Peter Lund fez duas viagens ao Brasil. A primeira entre 1825 e 1829, pelo seu grande interesse nos estudos de Botânica e de Zoologia. Estabeleceu-se no Rio de Janeiro, mas fez várias expedições pelo interior do País. Voltou para a Dinamarca em 1829, para se aprofundar nos estudos. Doutorou-se pela Universidade de Kiel e retornou ao Brasil, em 1833 para não mais voltar à Europa.
Na sua primeira viagem ao Brasil, entre 1825 e 1829, Peter Lund evita o Rio, pois a vida social e o calor impedem seus estudos, e hospeda-se em Niterói, com a mesma família francesa que recebera Saint-Hillaire alguns anos antes. Viajou para Nova Friburgo, onde permanece alguns meses. Lund deixou registrado:
“Para chegar lá levamos quatro dias cavalgando de manhã até a noite. Atravessávamos rios com a água subindo até a cintura em uma forte corrente e sobre pedras lisas arredondadas com que o fundo era coberto, tornando tremendamente difícil controlar os cavalos. Logo à frente, os cavalos tinham que enfrentar uma légua inteira dentro do lodo com a lama subindo até os seus quartos. O último dia foi especialmente difícil, quando tivemos que atravessar uma cadeia de montanhas de 6.000 pés de altura”.
Depois de uma temporada em uma fazenda de nome Rosário, mais no interior, retorna para o povoado de pesca Taipu, na região do Rio, para preparar seu regresso à Europa.
Diz Peter Lund: “É impossível explicar os diferentes tipos de sentimento, a quase alegria misturada com uma melancolia impronunciável que me invadia quando, sob a brisa refrescante após o pôr-do-sol, acabávamos o trabalho do dia deitando-se em nossos couros de boi, enquanto o puro céu estrelado livre de qualquer interferência humana lançava o seu manto gelado sobre as nossas cabeças.
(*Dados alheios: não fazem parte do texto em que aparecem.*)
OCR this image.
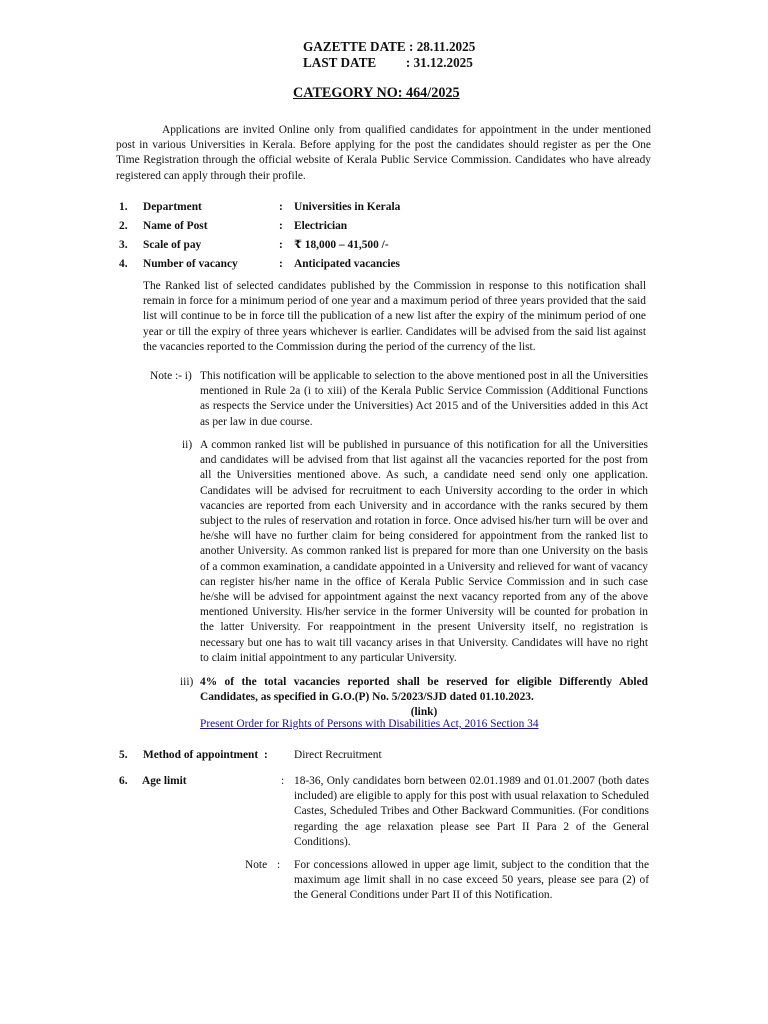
GAZETTE DATE : 28.11.2025
LAST DATE         : 31.12.2025
CATEGORY NO: 464/2025
Applications are invited Online only from qualified candidates for appointment in the under mentioned post in various Universities in Kerala. Before applying for the post the candidates should register as per the One Time Registration through the official website of Kerala Public Service Commission. Candidates who have already registered can apply through their profile.
1. Department	: Universities in Kerala
2. Name of Post	: Electrician
3. Scale of pay	: ₹ 18,000 – 41,500 /-
4. Number of vacancy	: Anticipated vacancies
The Ranked list of selected candidates published by the Commission in response to this notification shall remain in force for a minimum period of one year and a maximum period of three years provided that the said list will continue to be in force till the publication of a new list after the expiry of the minimum period of one year or till the expiry of three years whichever is earlier. Candidates will be advised from the said list against the vacancies reported to the Commission during the period of the currency of the list.
Note :- i) This notification will be applicable to selection to the above mentioned post in all the Universities mentioned in Rule 2a (i to xiii) of the Kerala Public Service Commission (Additional Functions as respects the Service under the Universities) Act 2015 and of the Universities added in this Act as per law in due course.
ii) A common ranked list will be published in pursuance of this notification for all the Universities and candidates will be advised from that list against all the vacancies reported for the post from all the Universities mentioned above. As such, a candidate need send only one application. Candidates will be advised for recruitment to each University according to the order in which vacancies are reported from each University and in accordance with the ranks secured by them subject to the rules of reservation and rotation in force. Once advised his/her turn will be over and he/she will have no further claim for being considered for appointment from the ranked list to another University. As common ranked list is prepared for more than one University on the basis of a common examination, a candidate appointed in a University and relieved for want of vacancy can register his/her name in the office of Kerala Public Service Commission and in such case he/she will be advised for appointment against the next vacancy reported from any of the above mentioned University. His/her service in the former University will be counted for probation in the latter University. For reappointment in the present University itself, no registration is necessary but one has to wait till vacancy arises in that University. Candidates will have no right to claim initial appointment to any particular University.
iii) 4% of the total vacancies reported shall be reserved for eligible Differently Abled Candidates, as specified in G.O.(P) No. 5/2023/SJD dated 01.10.2023.
(link)
Present Order for Rights of Persons with Disabilities Act, 2016 Section 34
5. Method of appointment : Direct Recruitment
6. Age limit	: 18-36, Only candidates born between 02.01.1989 and 01.01.2007 (both dates included) are eligible to apply for this post with usual relaxation to Scheduled Castes, Scheduled Tribes and Other Backward Communities. (For conditions regarding the age relaxation please see Part II Para 2 of the General Conditions).
Note : For concessions allowed in upper age limit, subject to the condition that the maximum age limit shall in no case exceed 50 years, please see para (2) of the General Conditions under Part II of this Notification.
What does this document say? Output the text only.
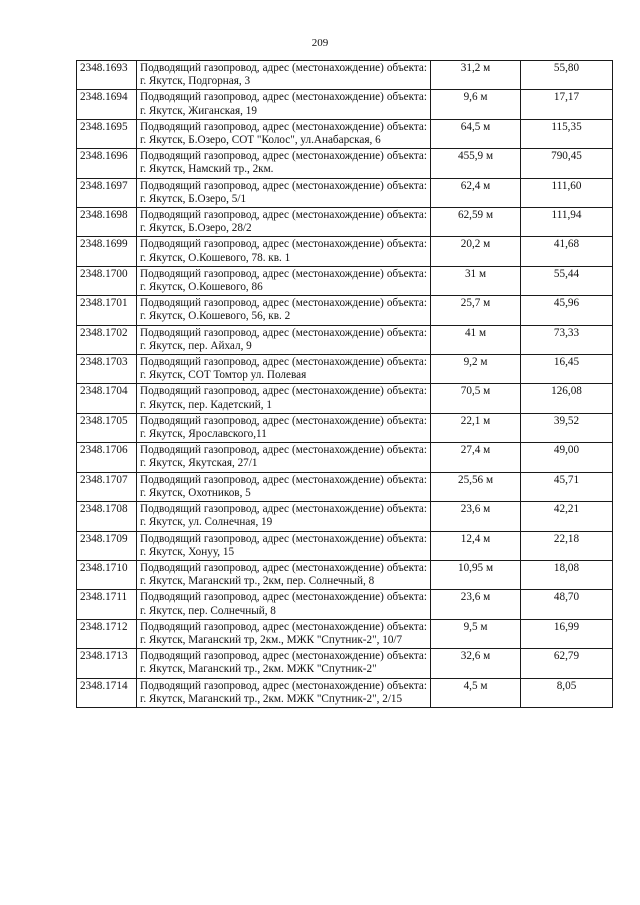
209
2348.1693	Подводящий газопровод, адрес (местонахождение) объекта: г. Якутск, Подгорная, 3	31,2 м	55,80
2348.1694	Подводящий газопровод, адрес (местонахождение) объекта: г. Якутск, Жиганская, 19	9,6 м	17,17
2348.1695	Подводящий газопровод, адрес (местонахождение) объекта: г. Якутск, Б.Озеро, СОТ "Колос", ул.Анабарская, 6	64,5 м	115,35
2348.1696	Подводящий газопровод, адрес (местонахождение) объекта: г. Якутск, Намский тр., 2км.	455,9 м	790,45
2348.1697	Подводящий газопровод, адрес (местонахождение) объекта: г. Якутск, Б.Озеро, 5/1	62,4 м	111,60
2348.1698	Подводящий газопровод, адрес (местонахождение) объекта: г. Якутск, Б.Озеро, 28/2	62,59 м	111,94
2348.1699	Подводящий газопровод, адрес (местонахождение) объекта: г. Якутск, О.Кошевого, 78. кв. 1	20,2 м	41,68
2348.1700	Подводящий газопровод, адрес (местонахождение) объекта: г. Якутск, О.Кошевого, 86	31 м	55,44
2348.1701	Подводящий газопровод, адрес (местонахождение) объекта: г. Якутск, О.Кошевого, 56, кв. 2	25,7 м	45,96
2348.1702	Подводящий газопровод, адрес (местонахождение) объекта: г. Якутск, пер. Айхал, 9	41 м	73,33
2348.1703	Подводящий газопровод, адрес (местонахождение) объекта: г. Якутск, СОТ Томтор ул. Полевая	9,2 м	16,45
2348.1704	Подводящий газопровод, адрес (местонахождение) объекта: г. Якутск, пер. Кадетский, 1	70,5 м	126,08
2348.1705	Подводящий газопровод, адрес (местонахождение) объекта: г. Якутск, Ярославского,11	22,1 м	39,52
2348.1706	Подводящий газопровод, адрес (местонахождение) объекта: г. Якутск, Якутская, 27/1	27,4 м	49,00
2348.1707	Подводящий газопровод, адрес (местонахождение) объекта: г. Якутск, Охотников, 5	25,56 м	45,71
2348.1708	Подводящий газопровод, адрес (местонахождение) объекта: г. Якутск, ул. Солнечная, 19	23,6 м	42,21
2348.1709	Подводящий газопровод, адрес (местонахождение) объекта: г. Якутск, Хонуу, 15	12,4 м	22,18
2348.1710	Подводящий газопровод, адрес (местонахождение) объекта: г. Якутск, Маганский тр., 2км, пер. Солнечный, 8	10,95 м	18,08
2348.1711	Подводящий газопровод, адрес (местонахождение) объекта: г. Якутск, пер. Солнечный, 8	23,6 м	48,70
2348.1712	Подводящий газопровод, адрес (местонахождение) объекта: г. Якутск, Маганский тр, 2км., МЖК "Спутник-2", 10/7	9,5 м	16,99
2348.1713	Подводящий газопровод, адрес (местонахождение) объекта: г. Якутск, Маганский тр., 2км. МЖК "Спутник-2"	32,6 м	62,79
2348.1714	Подводящий газопровод, адрес (местонахождение) объекта: г. Якутск, Маганский тр., 2км. МЖК "Спутник-2", 2/15	4,5 м	8,05
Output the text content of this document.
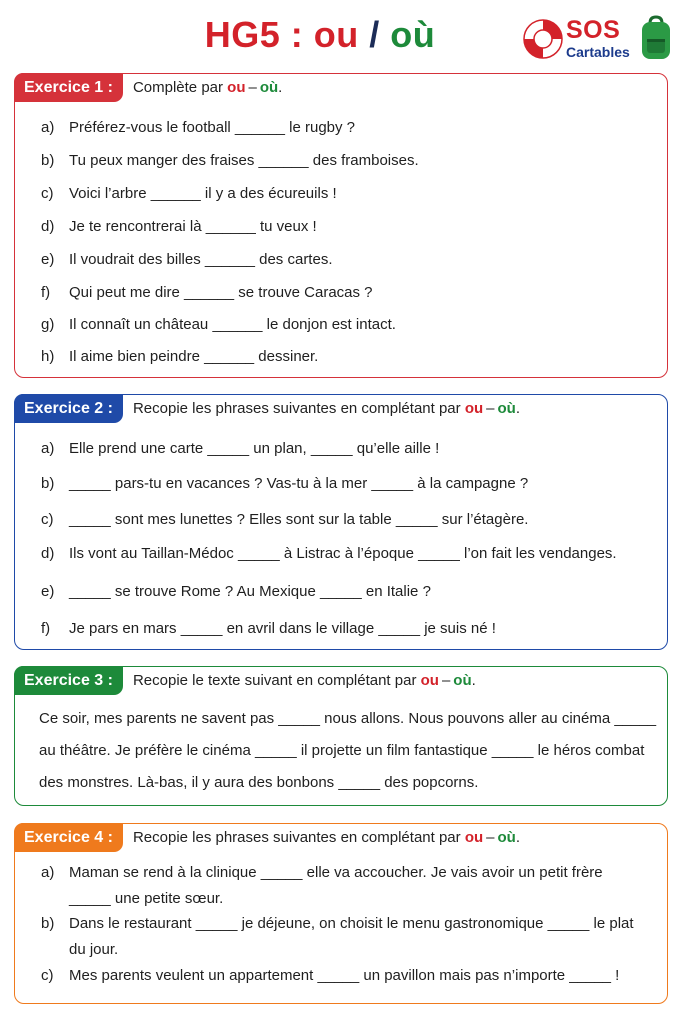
HG5 : ou / où	SOS
Cartables
Exercice 1 :	Complète par ou – où.
a) Préférez-vous le football ______ le rugby ?
b) Tu peux manger des fraises ______ des framboises.
c) Voici l’arbre ______ il y a des écureuils !
d) Je te rencontrerai là ______ tu veux !
e) Il voudrait des billes ______ des cartes.
f) Qui peut me dire ______ se trouve Caracas ?
g) Il connaît un château ______ le donjon est intact.
h) Il aime bien peindre ______ dessiner.
Exercice 2 :	Recopie les phrases suivantes en complétant par ou – où.
a) Elle prend une carte _____ un plan, _____ qu’elle aille !
b) _____ pars-tu en vacances ? Vas-tu à la mer _____ à la campagne ?
c) _____ sont mes lunettes ? Elles sont sur la table _____ sur l’étagère.
d) Ils vont au Taillan-Médoc _____ à Listrac à l’époque _____ l’on fait les vendanges.
e) _____ se trouve Rome ? Au Mexique _____ en Italie ?
f) Je pars en mars _____ en avril dans le village _____ je suis né !
Exercice 3 :	Recopie le texte suivant en complétant par ou – où.
Ce soir, mes parents ne savent pas _____ nous allons. Nous pouvons aller au cinéma _____
au théâtre. Je préfère le cinéma _____ il projette un film fantastique _____ le héros combat
des monstres. Là-bas, il y aura des bonbons _____ des popcorns.
Exercice 4 :	Recopie les phrases suivantes en complétant par ou – où.
a) Maman se rend à la clinique _____ elle va accoucher. Je vais avoir un petit frère _____ une petite sœur.
b) Dans le restaurant _____ je déjeune, on choisit le menu gastronomique _____ le plat du jour.
c)	Mes parents veulent un appartement _____ un pavillon mais pas n’importe _____ !
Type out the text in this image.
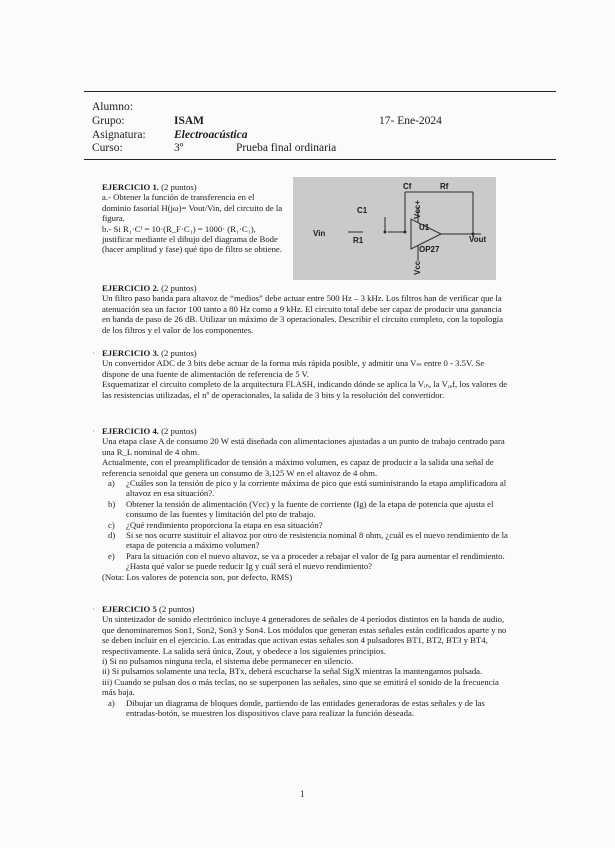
Alumno:
Grupo:	ISAM	17- Ene-2024
Asignatura: Electroacústica
Curso:	3º	Prueba final ordinaria

EJERCICIO 1. (2 puntos)

a.- Obtener la función de transferencia en el dominio fasorial H(jω)= Vout/Vin, del circuito de la figura.

b.- Si R₁·Cᶠ = 10·(R_F·C₁) = 1000· (R₁·C₁), justificar mediante el dibujo del diagrama de Bode (hacer amplitud y fase) qué tipo de filtro se obtiene.

Cf	Rf
C1	Vcc+
U1
Vin
R1	Vout
OP27
Vcc-

EJERCICIO 2. (2 puntos)

Un filtro paso banda para altavoz de “medios” debe actuar entre 500 Hz – 3 kHz. Los filtros han de verificar que la atenuación sea un factor 100 tanto a 80 Hz como a 9 kHz. El circuito total debe ser capaz de producir una ganancia en banda de paso de 26 dB. Utilizar un máximo de 3 operacionales. Describir el circuito completo, con la topología de los filtros y el valor de los componentes.

EJERCICIO 3. (2 puntos)

Un convertidor ADC de 3 bits debe actuar de la forma más rápida posible, y admitir una Vₘ entre 0 - 3.5V. Se dispone de una fuente de alimentación de referencia de 5 V.

Esquematizar el circuito completo de la arquitectura FLASH, indicando dónde se aplica la Vᵢₙ, la Vᵣₑf, los valores de las resistencias utilizadas, el nº de operacionales, la salida de 3 bits y la resolución del convertidor.

EJERCICIO 4. (2 puntos)

Una etapa clase A de consumo 20 W está diseñada con alimentaciones ajustadas a un punto de trabajo centrado para una R_L nominal de 4 ohm.

Actualmente, con el preamplificador de tensión a máximo volumen, es capaz de producir a la salida una señal de referencia senoidal que genera un consumo de 3,125 W en el altavoz de 4 ohm.

a) ¿Cuáles son la tensión de pico y la corriente máxima de pico que está suministrando la etapa amplificadora al altavoz en esa situación?.
b) Obtener la tensión de alimentación (Vcc) y la fuente de corriente (Ig) de la etapa de potencia que ajusta el consumo de las fuentes y limitación del pto de trabajo.
c) ¿Qué rendimiento proporciona la etapa en esa situación?
d) Si se nos ocurre sustituir el altavoz por otro de resistencia nominal 8 ohm, ¿cuál es el nuevo rendimiento de la etapa de potencia a máximo volumen?
e) Para la situación con el nuevo altavoz, se va a proceder a rebajar el valor de Ig para aumentar el rendimiento. ¿Hasta qué valor se puede reducir Ig y cuál será el nuevo rendimiento?

(Nota: Los valores de potencia son, por defecto, RMS)

EJERCICIO 5 (2 puntos)

Un sintetizador de sonido electrónico incluye 4 generadores de señales de 4 períodos distintos en la banda de audio, que denominaremos Son1, Son2, Son3 y Son4. Los módulos que generan estas señales están codificados aparte y no se deben incluir en el ejercicio. Las entradas que activan estas señales son 4 pulsadores BT1, BT2, BT3 y BT4, respectivamente. La salida será única, Zout, y obedece a los siguientes principios.

i) Si no pulsamos ninguna tecla, el sistema debe permanecer en silencio.

ii) Si pulsamos solamente una tecla, BTx, deberá escucharse la señal SigX mientras la mantengamos pulsada.

iii) Cuando se pulsan dos o más teclas, no se superponen las señales, sino que se emitirá el sonido de la frecuencia más baja.

a) Dibujar un diagrama de bloques donde, partiendo de las entidades generadoras de estas señales y de las entradas-botón, se muestren los dispositivos clave para realizar la función deseada.
·
·
·
1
Vozes noturnas em incessante variação ressoavam de florestas nas proximidades, e os seus tons misteriosos provocaram surpresa e temor, mantendo-me acordado por diversas horas até que o farfalhar das folhas de buriti me fizessem cair no sono, do qual eu só despertaria graças ao som de milhares de pássaros cantando a alvorada”.
A VIAGEM DEFINITIVA DE LUND AO BRASIL
Ainda em Paris, Lund começa a questionar sua transferência para algum lugar de clima mais quente, para fugir do frio nórdico que causara a morte precoce de dois de seus irmãos. Depois de uma temporada em Paris e de um curto período no aconchego familiar.
Outro fato leva Peter Lund a retomar suas pesquisas no Brasil. Ele é procurado pelo botânico alemão Ludwig Riedel, que acompanhara Langsdorf em uma trágica expedição até a Amazônia. Riedel, que abrasileirou seu nome para Luiz e casou-se por aqui, convida Lund para uma expedição pelo interior do Brasil.
Chegam ao Brasil em 20 de janeiro de 1833, para nunca mais voltar à Europa. Mas isso ele ainda não sabia.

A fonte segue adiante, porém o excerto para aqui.